Gulping so loud I can hear it, Harper casts her eyes down, gestures for Plum to keep moving, and hurries into Plum’s bedroom, closing the door and locking it behind them before I can even ask if they saw any of the demons Ben and I saw.
I shuffle into my room—right past my new roommate, who’s digging through her closet. And I stop.
It just occurred to me who she is.
I turn back to her. She’s standing. A big ol’ grin spreads across her pretty face.
“Surprise, roomie!” Molly exclaims.
nine
THE MENTOR
HERE SHE IS, MY BRUNETTE FRIEND WHO’S AT LEAST A foot shorter than I am but is always, even now, especially now, larger than life. She tosses down the sweater she was stretching onto a hanger and throws her arms around me, ignoring my owl-like stare and the stiffness of my drenched body as she squeezes me hard.
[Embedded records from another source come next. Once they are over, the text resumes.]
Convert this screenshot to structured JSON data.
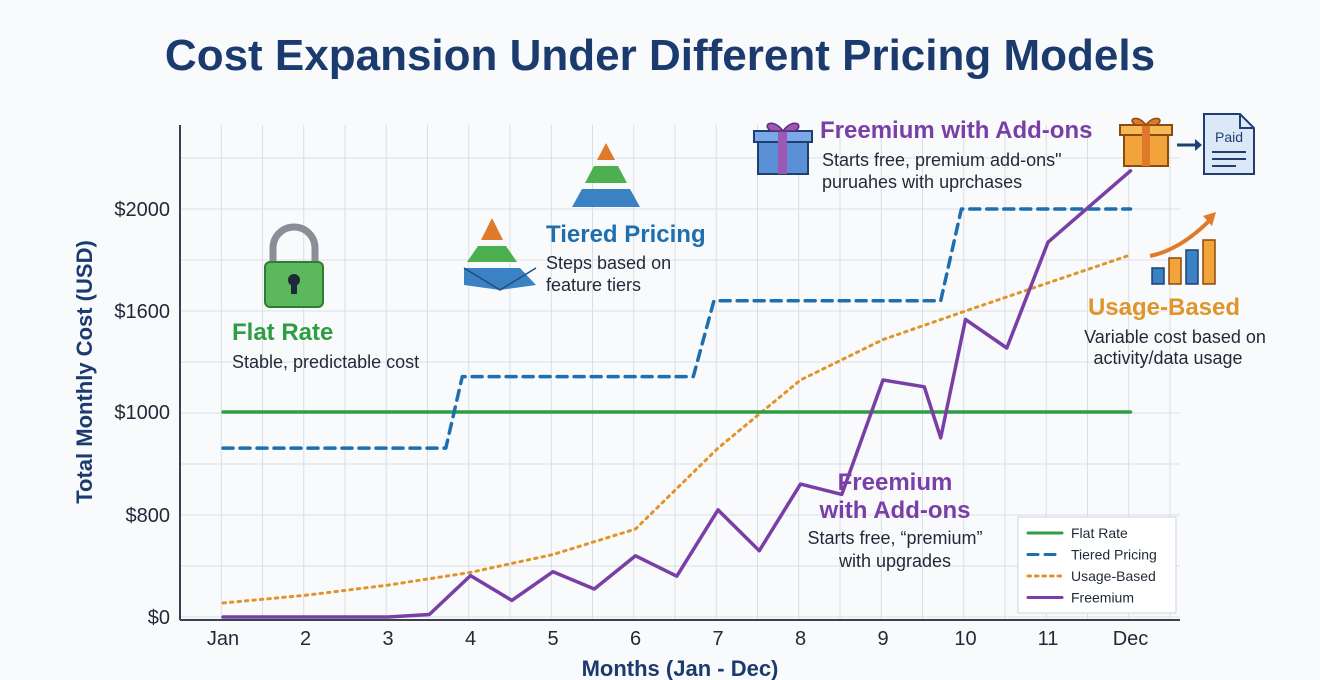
{
  "chart_data": {
    "type": "line",
    "title": "Cost Expansion Under Different Pricing Models",
    "xlabel": "Months (Jan - Dec)",
    "ylabel": "Total Monthly Cost (USD)",
    "categories": [
      "Jan",
      "2",
      "3",
      "4",
      "5",
      "6",
      "7",
      "8",
      "9",
      "10",
      "11",
      "Dec"
    ],
    "y_ticks": [
      {
        "value": 0,
        "label": "$0"
      },
      {
        "value": 800,
        "label": "$800"
      },
      {
        "value": 1000,
        "label": "$1000"
      },
      {
        "value": 1600,
        "label": "$1600"
      },
      {
        "value": 2000,
        "label": "$2000"
      }
    ],
    "grid": true,
    "legend_position": "bottom-right",
    "series": [
      {
        "name": "Flat Rate",
        "style": "solid",
        "color": "#2e9e44",
        "points": [
          [
            1,
            1000
          ],
          [
            12,
            1000
          ]
        ]
      },
      {
        "name": "Tiered Pricing",
        "style": "dashed",
        "color": "#1f6fae",
        "points": [
          [
            1,
            930
          ],
          [
            3.7,
            930
          ],
          [
            3.9,
            1210
          ],
          [
            6.7,
            1210
          ],
          [
            6.95,
            1640
          ],
          [
            9.7,
            1640
          ],
          [
            9.95,
            2000
          ],
          [
            12,
            2000
          ]
        ]
      },
      {
        "name": "Usage-Based",
        "style": "dotted",
        "color": "#e0952b",
        "points": [
          [
            1,
            110
          ],
          [
            2,
            170
          ],
          [
            3,
            250
          ],
          [
            4,
            350
          ],
          [
            5,
            490
          ],
          [
            6,
            690
          ],
          [
            7,
            930
          ],
          [
            8,
            1190
          ],
          [
            9,
            1430
          ],
          [
            10,
            1600
          ],
          [
            11,
            1710
          ],
          [
            12,
            1820
          ]
        ]
      },
      {
        "name": "Freemium",
        "style": "solid",
        "color": "#7a3fa6",
        "points": [
          [
            1,
            0
          ],
          [
            2,
            0
          ],
          [
            3,
            0
          ],
          [
            3.5,
            20
          ],
          [
            4,
            325
          ],
          [
            4.5,
            130
          ],
          [
            5,
            355
          ],
          [
            5.5,
            220
          ],
          [
            6,
            480
          ],
          [
            6.5,
            320
          ],
          [
            7,
            810
          ],
          [
            7.5,
            520
          ],
          [
            8,
            860
          ],
          [
            8.5,
            840
          ],
          [
            9,
            1190
          ],
          [
            9.5,
            1150
          ],
          [
            9.7,
            950
          ],
          [
            10,
            1550
          ],
          [
            10.5,
            1380
          ],
          [
            11,
            1870
          ],
          [
            12,
            2150
          ]
        ]
      }
    ],
    "annotations": [
      {
        "key": "flat",
        "title": "Flat Rate",
        "lines": [
          "Stable, predictable cost"
        ],
        "color": "#2e9e44"
      },
      {
        "key": "tiered",
        "title": "Tiered Pricing",
        "lines": [
          "Steps based on",
          "feature tiers"
        ],
        "color": "#1f6fae"
      },
      {
        "key": "freemium_top",
        "title": "Freemium with Add-ons",
        "lines": [
          "Starts free, premium add-onsʺ",
          "puruahes with uprchases"
        ],
        "color": "#7a3fa6"
      },
      {
        "key": "usage",
        "title": "Usage-Based",
        "lines": [
          "Variable cost based on",
          "activity/data usage"
        ],
        "color": "#e0952b"
      },
      {
        "key": "freemium_mid",
        "title_lines": [
          "Freemium",
          "with Add-ons"
        ],
        "lines": [
          "Starts free, “premium”",
          "with upgrades"
        ],
        "color": "#7a3fa6"
      }
    ],
    "invoice_label": "Paid",
    "legend": [
      {
        "label": "Flat Rate",
        "style": "solid",
        "color": "#2e9e44"
      },
      {
        "label": "Tiered Pricing",
        "style": "dashed",
        "color": "#1f6fae"
      },
      {
        "label": "Usage-Based",
        "style": "dotted",
        "color": "#e0952b"
      },
      {
        "label": "Freemium",
        "style": "solid",
        "color": "#7a3fa6"
      }
    ]
  }
}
“You’re soaking wet, but I don’t care!”
“Oh my gosh. I was totally right about you,” I stammer.
“Good to see you, too.” Her laugh fills the room as she lets me go. When I don’t crack a smile, she shakes my shoulder like she’s waking me up. “What, has rigor mortis set in? Look alive, Anne! It’s been sooo long. Did you forget me already?”
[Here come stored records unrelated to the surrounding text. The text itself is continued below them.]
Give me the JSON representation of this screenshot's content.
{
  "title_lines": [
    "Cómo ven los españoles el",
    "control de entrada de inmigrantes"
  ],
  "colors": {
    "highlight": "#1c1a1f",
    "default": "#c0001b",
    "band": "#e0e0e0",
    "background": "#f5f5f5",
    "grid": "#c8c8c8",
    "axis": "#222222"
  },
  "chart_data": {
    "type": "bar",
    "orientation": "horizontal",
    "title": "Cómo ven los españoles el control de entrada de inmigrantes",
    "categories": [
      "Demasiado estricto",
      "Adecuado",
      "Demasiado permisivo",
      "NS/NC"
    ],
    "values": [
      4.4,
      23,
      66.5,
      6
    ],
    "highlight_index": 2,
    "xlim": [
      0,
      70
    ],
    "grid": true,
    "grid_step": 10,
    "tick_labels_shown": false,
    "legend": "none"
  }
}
“I was just looking for you. Ben and I. We fell. We fell into the water. Looking for you. And then the demons were there. And then. Gone.”
She smiles coyly. “Ben? Ooo la la. I want to hear everything!”
She tugs me onto her clothing-covered bed, oblivious to the fact that I’m going to drench all her stuff. She starts flouncing my wet hair over my shoulders.
“Look at you. Look at us! Roommates at Cania Mother-Effing Christy. Who’da thunk it?”
“How long, Mol? How long have you been vivified?”
“Since, like, gee, how long since Villie gave me the ultimatum? About a week after that, my grandpa buried a little container of my blood in the ground, and voilà.”